Voici l'article paru dans la presse
Stupeur dans la vallée de la Bruche
Article paru dans les Dernières nouvelles d’Alsace le 27 avril 2005.
Proposition de reclassement en Roumanie à... 110 € par mois
Dans une ville et une vallée où se profilent des problèmes économiques, la proposition des dirigeants de Sem-Suhner ne passe pas, et avec raison !(Photo DNA)
Le fac-simile de la lettre dont nous reproduisons l’intégralité dans notre encadré ci-contre.(-)
A Schirmeck, l’entreprise Sem-Suhner licencie neuf personnes et leur propose, le plus sérieusement du monde, d’aller travailler en Roumanie aux conditions de ce pays, à 110 euros par mois ! Une offre qui suscite colère et indignation.
Implantée depuis 1968 dans la vallée de la Bruche, à Schirmeck, et spécialisée dans le bobinage des transformateurs électriques, notamment pour la branche téléphonie, l’entreprise Sem-Suhner - 43 personnes au total - vient de procéder à neuf suppressions d’emploi pour motif économique. Ces neuf salariées, toutes des femmes comme la grande majorité du personnel, ont reçu leur lettre de licenciement. Et ainsi que la loi l’exige, le patron leur propose une offre de reclassement... Mais, oh ! surprise, en Roumanie au sein de la société Système Contact-Médias-Roumanie, à 110 € brut par mois et pour 40 h par semaine...
Une chute du chiffre d’affaires de 70 %
Même s’il s’agit des tarifs pratiqués dans ce pays d’Europe centrale qui, comble de l’ironie, vient tout juste de signer son adhésion prévue en 2007 à la Communauté européenne, cette lettre (lire notre encadré) a - on s’en doute - provoqué la stupeur. Une décision difficile à prendre, selon le PDG Michel White, mais rendue inéluctable par le marché en crise de la téléphonie. « En 2000, explique le patron, notre plus gros client l’américain Lucent-Espace-Technologie a fermé sa filiale française, nous laissant une ardoise de 800 000 € ».
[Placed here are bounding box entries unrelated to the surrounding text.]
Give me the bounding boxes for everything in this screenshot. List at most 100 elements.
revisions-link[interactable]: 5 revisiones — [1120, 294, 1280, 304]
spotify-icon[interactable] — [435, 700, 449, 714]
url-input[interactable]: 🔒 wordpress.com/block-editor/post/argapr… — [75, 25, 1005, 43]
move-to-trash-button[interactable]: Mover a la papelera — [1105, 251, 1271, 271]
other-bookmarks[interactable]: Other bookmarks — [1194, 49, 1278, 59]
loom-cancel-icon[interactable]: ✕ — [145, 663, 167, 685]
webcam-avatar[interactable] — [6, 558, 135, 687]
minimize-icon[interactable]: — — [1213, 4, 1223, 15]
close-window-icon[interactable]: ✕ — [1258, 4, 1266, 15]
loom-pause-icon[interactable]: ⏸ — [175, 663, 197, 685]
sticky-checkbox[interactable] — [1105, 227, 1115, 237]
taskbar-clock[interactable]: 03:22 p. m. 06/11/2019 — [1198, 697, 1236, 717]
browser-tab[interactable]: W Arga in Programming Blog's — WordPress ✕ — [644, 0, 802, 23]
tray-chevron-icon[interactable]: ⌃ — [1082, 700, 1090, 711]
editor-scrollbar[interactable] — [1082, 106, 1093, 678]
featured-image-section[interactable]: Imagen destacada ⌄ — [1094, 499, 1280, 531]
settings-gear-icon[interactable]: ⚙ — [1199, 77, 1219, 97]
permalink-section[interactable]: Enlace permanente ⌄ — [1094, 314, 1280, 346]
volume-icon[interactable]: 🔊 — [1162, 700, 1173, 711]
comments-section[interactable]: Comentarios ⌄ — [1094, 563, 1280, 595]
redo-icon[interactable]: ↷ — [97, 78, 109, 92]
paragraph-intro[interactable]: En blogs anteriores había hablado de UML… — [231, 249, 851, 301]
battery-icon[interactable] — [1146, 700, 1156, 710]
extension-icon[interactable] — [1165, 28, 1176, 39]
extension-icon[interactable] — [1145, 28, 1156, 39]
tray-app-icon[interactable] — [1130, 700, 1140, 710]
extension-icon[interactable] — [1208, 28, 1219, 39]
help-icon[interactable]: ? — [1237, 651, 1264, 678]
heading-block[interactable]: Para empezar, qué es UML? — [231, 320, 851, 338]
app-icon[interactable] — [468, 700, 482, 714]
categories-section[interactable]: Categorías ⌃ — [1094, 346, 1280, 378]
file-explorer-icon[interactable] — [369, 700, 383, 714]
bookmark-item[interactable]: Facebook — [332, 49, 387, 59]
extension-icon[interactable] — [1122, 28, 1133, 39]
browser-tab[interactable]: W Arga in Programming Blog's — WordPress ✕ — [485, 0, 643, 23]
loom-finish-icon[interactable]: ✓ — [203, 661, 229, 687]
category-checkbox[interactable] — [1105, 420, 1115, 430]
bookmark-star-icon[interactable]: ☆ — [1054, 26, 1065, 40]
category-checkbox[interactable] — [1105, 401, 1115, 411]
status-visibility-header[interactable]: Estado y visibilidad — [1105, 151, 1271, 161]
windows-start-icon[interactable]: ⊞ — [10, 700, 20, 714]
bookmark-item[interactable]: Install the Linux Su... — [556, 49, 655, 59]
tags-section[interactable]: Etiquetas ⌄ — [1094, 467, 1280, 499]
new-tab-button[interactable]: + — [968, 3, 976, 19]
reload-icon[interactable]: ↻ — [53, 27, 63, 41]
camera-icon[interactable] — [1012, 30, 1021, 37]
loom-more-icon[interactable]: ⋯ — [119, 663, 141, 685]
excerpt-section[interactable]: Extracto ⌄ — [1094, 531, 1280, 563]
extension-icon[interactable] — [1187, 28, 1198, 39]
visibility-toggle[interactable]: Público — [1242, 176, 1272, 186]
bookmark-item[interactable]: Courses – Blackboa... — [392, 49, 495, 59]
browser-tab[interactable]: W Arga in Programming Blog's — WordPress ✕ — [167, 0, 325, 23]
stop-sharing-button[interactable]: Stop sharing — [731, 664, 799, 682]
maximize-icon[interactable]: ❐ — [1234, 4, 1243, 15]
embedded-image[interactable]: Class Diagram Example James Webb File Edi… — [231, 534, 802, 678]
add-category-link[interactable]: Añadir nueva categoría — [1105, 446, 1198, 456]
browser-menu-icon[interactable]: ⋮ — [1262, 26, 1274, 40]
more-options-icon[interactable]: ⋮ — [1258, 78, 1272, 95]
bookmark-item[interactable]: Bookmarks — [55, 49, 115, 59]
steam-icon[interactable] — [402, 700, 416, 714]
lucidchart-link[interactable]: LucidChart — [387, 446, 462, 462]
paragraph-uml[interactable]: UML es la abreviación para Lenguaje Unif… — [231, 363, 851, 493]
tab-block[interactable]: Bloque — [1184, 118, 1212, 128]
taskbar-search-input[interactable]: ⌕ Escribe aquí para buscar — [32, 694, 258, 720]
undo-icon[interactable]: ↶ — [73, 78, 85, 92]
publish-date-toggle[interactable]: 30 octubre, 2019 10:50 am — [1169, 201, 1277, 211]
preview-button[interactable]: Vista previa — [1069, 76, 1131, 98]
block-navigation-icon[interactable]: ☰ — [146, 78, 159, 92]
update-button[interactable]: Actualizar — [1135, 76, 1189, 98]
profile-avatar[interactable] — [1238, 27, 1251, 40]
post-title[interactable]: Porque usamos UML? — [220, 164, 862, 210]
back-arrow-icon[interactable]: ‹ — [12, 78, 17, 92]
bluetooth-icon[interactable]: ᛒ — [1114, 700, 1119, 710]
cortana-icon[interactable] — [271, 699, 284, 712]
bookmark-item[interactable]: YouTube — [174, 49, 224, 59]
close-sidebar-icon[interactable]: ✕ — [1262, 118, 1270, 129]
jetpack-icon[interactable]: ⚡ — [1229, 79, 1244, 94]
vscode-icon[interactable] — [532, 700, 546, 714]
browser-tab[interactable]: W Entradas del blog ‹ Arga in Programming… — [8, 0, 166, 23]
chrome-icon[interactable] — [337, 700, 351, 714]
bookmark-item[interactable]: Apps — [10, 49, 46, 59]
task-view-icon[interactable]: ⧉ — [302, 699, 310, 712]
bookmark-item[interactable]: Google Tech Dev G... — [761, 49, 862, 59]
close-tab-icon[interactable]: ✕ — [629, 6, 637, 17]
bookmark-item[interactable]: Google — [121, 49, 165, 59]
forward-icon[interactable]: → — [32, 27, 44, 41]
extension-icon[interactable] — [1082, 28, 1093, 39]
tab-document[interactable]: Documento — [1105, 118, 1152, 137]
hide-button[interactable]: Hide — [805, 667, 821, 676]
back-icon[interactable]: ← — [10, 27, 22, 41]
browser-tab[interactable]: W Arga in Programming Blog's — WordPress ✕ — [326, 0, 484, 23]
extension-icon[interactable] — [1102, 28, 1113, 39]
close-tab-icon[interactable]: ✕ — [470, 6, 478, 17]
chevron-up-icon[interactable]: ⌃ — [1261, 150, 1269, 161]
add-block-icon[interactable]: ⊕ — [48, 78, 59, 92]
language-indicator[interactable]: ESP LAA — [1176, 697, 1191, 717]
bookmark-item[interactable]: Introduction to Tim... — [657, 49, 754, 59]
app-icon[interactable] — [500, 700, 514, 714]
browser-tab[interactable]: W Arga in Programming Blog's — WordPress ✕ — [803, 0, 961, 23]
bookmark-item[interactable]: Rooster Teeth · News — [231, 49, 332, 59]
« Cette "catastrophe" ajoutée aux problèmes de France-Telecom et aux bas prix pratiqués sur ce marché par les pays de l’est et par l’Asie, a fait chuter notre chiffre d’affaires de 70 % », explique le dirigeant. « Il s’agit d’assurer la survie de l’entreprise. Dans la procédure que nous avons entamée, nous nous conformons à la loi. Il n’y aucune possibilité actuelle de reclassement dans la vallée de Schirmeck et aux environs. Seul notre partenaire roumain (ndlr : qui travaille en sous-traitance pour l’unité alsacienne) a répondu favorablement », se justifie Michel White, visiblement mal à l’aise.
« Nous pensions à un gag »
Les syndicats, non représentés chez Sem-Suhner, sont montés au créneau pour dénoncer ces pratiques a priori inédites tandis que les ouvrières licenciées ont pris la chose avec beaucoup de tristesse et de rancoeur. « Être congédiée après 27 ans de maison, c’est un choc. Mais cette proposition de reclassement en Roumanie nous a fait plutôt sourire car nous pensions toutes à un gag. Allez là-bas à ce salaire ! Vous vous doutez bien de notre décision », nous explique calmement Nadine en stigmatisant le laxisme d’un gouvernement qui laisse délocaliser à tout va !
« Il fallait oser ! »
C’est également ce que déplore Sylvie qui compte aussi 27 ans d’ancienneté et se retrouve du jour au lendemain sans emploi dans une vallée où il n’y a rien. « Ce reclassement proposé par la direction est lamentable. Il fallait oser le faire et ils l’ont fait. Si nos gouvernants continuent à fermer les yeux sur les délocalisations, on s’achemine vers une catastrophe économique », dénonce-t-elle, amère et lasse. Une opinion partagée par des nombreuses personnes interrogées dans la vallée qui fustigent une proposition honteuse.